Medical Units of 2 NZEF in Middle East and Italy
THROUGHOUT September and October Eighth Army continued its preparations for the offensive, but the medical personnel heard little of these plans. Patients were the main source of information although they knew only their own particular sectors. Daily, convoys of guns rolled along the dusty roads past the camp areas, while at night there was an almost ceaseless clatter of tanks and transporters moving into position. The medical officers attended conferences and made arrangements for the part their particular units were to play in the medical chain. Increased activity in the air indicated that the day was near.

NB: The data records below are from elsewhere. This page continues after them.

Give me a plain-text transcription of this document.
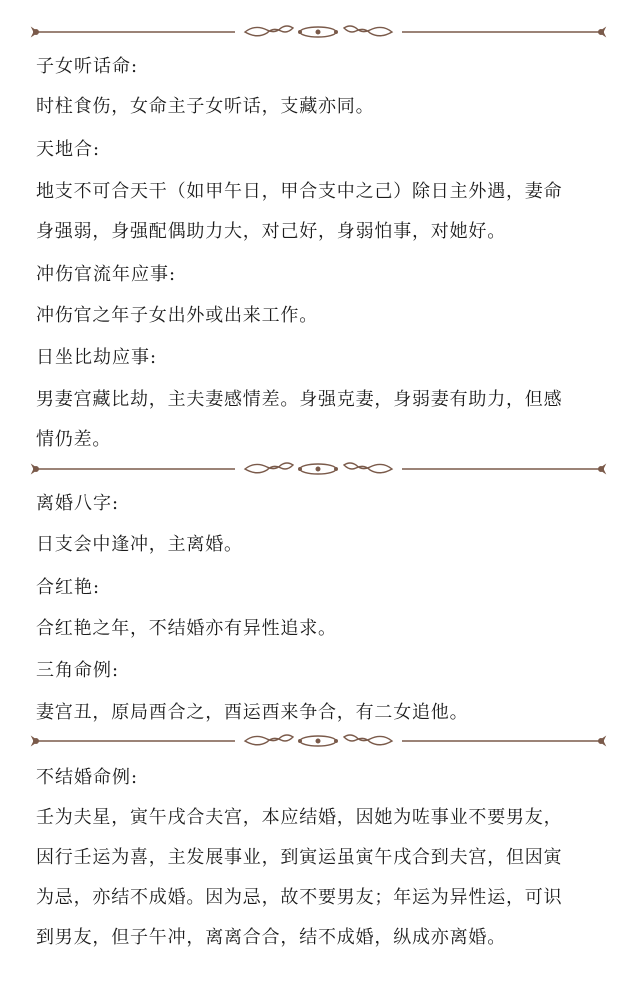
子女听话命:
时柱食伤，女命主子女听话，支藏亦同。
天地合:
地支不可合天干（如甲午日，甲合支中之己）除日主外遇，妻命
身强弱，身强配偶助力大，对己好，身弱怕事，对她好。
冲伤官流年应事:
冲伤官之年子女出外或出来工作。
日坐比劫应事:
男妻宫藏比劫，主夫妻感情差。身强克妻，身弱妻有助力，但感
情仍差。
离婚八字:
日支会中逢冲，主离婚。
合红艳:
合红艳之年，不结婚亦有异性追求。
三角命例:
妻宫丑，原局酉合之，酉运酉来争合，有二女追他。
不结婚命例:
壬为夫星，寅午戌合夫宫，本应结婚，因她为咗事业不要男友，
因行壬运为喜，主发展事业，到寅运虽寅午戌合到夫宫，但因寅
为忌，亦结不成婚。因为忌，故不要男友；年运为异性运，可识
到男友，但子午冲，离离合合，结不成婚，纵成亦离婚。
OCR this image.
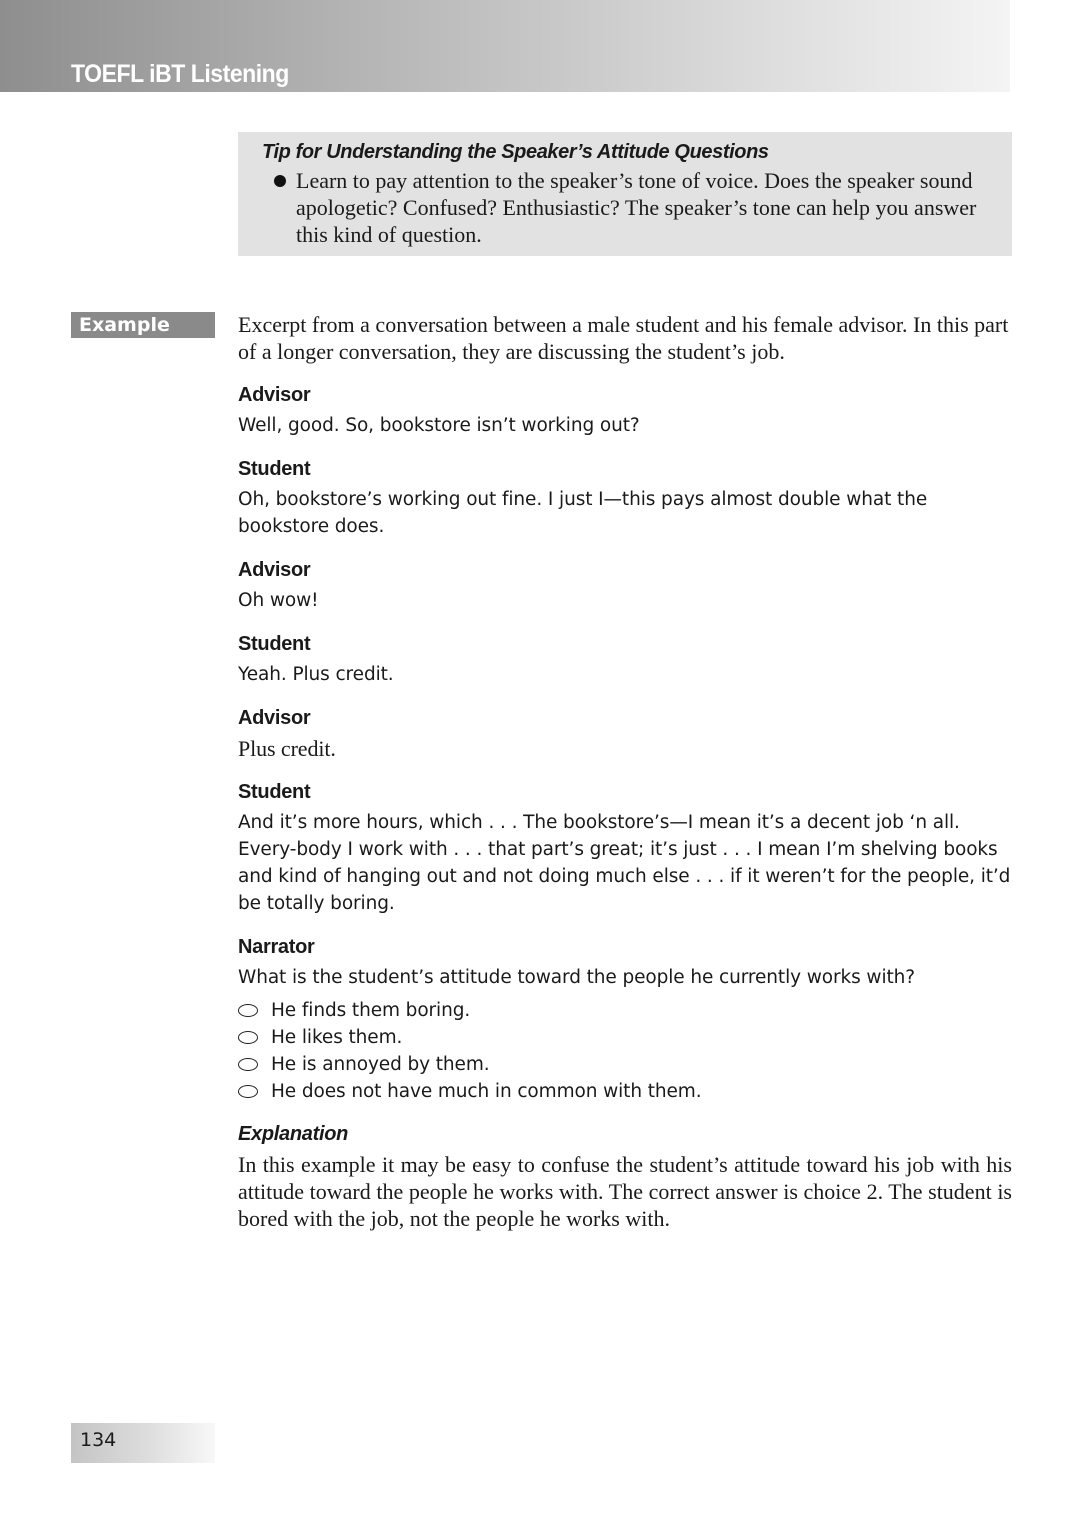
TOEFL iBT Listening
Tip for Understanding the Speaker’s Attitude Questions
Learn to pay attention to the speaker’s tone of voice. Does the speaker sound apologetic? Confused? Enthusiastic? The speaker’s tone can help you answer this kind of question.
Example	Excerpt from a conversation between a male student and his female advisor. In this part of a longer conversation, they are discussing the student’s job.

Advisor
Well, good. So, bookstore isn’t working out?
Student
Oh, bookstore’s working out fine. I just I—this pays almost double what the bookstore does.
Advisor
Oh wow!
Student
Yeah. Plus credit.
Advisor
Plus credit.
Student
And it’s more hours, which . . . The bookstore’s—I mean it’s a decent job ‘n all. Every-body I work with . . . that part’s great; it’s just . . . I mean I’m shelving books and kind of hanging out and not doing much else . . . if it weren’t for the people, it’d be totally boring.
Narrator
What is the student’s attitude toward the people he currently works with?
He finds them boring.
He likes them.
He is annoyed by them.
He does not have much in common with them.
Explanation
In this example it may be easy to confuse the student’s attitude toward his job with his attitude toward the people he works with. The correct answer is choice 2. The student is bored with the job, not the people he works with.
134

It arrived on 23 October 1942. During the day all members of the units were assembled, General Montgomery's order of the day read, and plans for the battle due to begin that night outlined. The day was comparatively quiet. All the sick had been cleared from the forward medical units and the lines of evacuation were ready. Most of the men did some last-minute washing and letter-writing, while page 230 the units generally made final preparations for the heavy casualties expected. Extra tentage was erected at the CCS as soon as it was dusk. The job had been left until this time because in enemy reconnaissance photographs such an obvious increase in the layout of a medical unit would indicate the nearness of large-scale operations at the front. Evening came, and an air of expectant hush seemed to settle over the whole desert as the moon rose. For once there was no sound of transport. Everything was silent and waiting. The Eighth Army's guns, nearly a thousand of them, were ready, and the infantry and armour were awaiting zero hour.
Battle of El Alamein—Dispositions at 23 October 1942
The New Zealand Division, as part of 30 Corps, was to capture and hold the Miteiriya Ridge west of the Qattara Track. It was then to revert to the command of 10 Corps, an armoured formation which, passing through gaps in the minefields westwards, would try to cut off the enemy.